We invite everyone to “join the arena.” Anyone can test their own framework, even non-AI ones. We provide the same data and take in their predictions. Our goal is transparency — to see what actually works in live markets.
Matt: So in a way, you’re creating a kind of public lab or testing ground.
Jimin: Exactly. We want people to have a fair view of the technology’s real state — whether these systems can truly trade. No current solution can show consistent improvement compared with even a simple buy-and-hold strategy. It’s still early, but this gives everyone a common ground to test and compare.
In the future, we imagine an agent marketplace where anyone can deploy their own trading agents, not just large financial institutions. The idea is to lower the barrier to building and using professional-grade trading systems.
Matt: What’s your long-term goal for Agent Arena?

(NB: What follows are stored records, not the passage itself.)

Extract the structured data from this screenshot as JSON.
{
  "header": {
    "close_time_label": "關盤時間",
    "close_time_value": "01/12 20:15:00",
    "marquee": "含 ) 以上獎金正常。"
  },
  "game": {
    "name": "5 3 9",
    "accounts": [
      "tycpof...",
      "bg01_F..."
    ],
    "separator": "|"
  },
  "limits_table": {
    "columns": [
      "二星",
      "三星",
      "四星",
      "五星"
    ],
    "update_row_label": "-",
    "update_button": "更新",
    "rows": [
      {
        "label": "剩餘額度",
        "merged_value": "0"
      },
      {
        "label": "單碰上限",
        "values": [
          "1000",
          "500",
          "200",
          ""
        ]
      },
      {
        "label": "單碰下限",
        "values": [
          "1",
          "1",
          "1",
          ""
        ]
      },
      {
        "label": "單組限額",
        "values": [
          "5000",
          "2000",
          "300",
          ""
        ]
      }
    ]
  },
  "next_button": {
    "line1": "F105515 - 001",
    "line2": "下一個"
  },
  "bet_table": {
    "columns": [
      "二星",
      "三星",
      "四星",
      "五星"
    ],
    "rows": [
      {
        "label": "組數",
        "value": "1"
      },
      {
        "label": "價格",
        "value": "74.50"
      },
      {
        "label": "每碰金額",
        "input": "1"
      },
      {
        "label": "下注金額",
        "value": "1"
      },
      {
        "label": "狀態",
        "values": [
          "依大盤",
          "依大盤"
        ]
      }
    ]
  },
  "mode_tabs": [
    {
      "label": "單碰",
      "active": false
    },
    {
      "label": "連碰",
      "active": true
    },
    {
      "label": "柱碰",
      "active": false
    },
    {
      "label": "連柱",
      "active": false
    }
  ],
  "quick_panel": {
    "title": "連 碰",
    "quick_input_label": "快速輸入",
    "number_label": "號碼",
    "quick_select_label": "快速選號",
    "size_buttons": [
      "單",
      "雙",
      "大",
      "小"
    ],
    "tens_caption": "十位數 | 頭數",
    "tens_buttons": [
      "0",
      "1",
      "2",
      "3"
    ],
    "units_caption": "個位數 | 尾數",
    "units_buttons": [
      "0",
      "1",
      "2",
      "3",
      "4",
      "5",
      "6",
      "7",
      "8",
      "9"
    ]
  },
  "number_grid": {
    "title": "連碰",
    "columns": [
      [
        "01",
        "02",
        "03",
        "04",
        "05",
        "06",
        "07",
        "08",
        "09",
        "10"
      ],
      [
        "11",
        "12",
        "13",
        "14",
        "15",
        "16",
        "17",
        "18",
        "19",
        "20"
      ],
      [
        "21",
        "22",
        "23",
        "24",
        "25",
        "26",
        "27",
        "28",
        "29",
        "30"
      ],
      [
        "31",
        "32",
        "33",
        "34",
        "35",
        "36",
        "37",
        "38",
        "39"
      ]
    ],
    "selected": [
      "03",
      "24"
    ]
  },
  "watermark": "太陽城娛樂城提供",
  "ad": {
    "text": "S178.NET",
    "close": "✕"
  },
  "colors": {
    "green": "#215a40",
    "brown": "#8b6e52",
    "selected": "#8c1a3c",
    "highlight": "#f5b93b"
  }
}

Jimin: We plan to host it indefinitely — it’s meant to be a long-term benchmark that people can keep testing against. We’re also expanding the community: researchers, developers, and financial experts are collaborating on related projects.
Ultimately, we want to build models that can make sequences of financial decisions, not just answer questions. It’s like a new kind of Turing test — not about whether a model can talk like a human, but whether it can decide like one.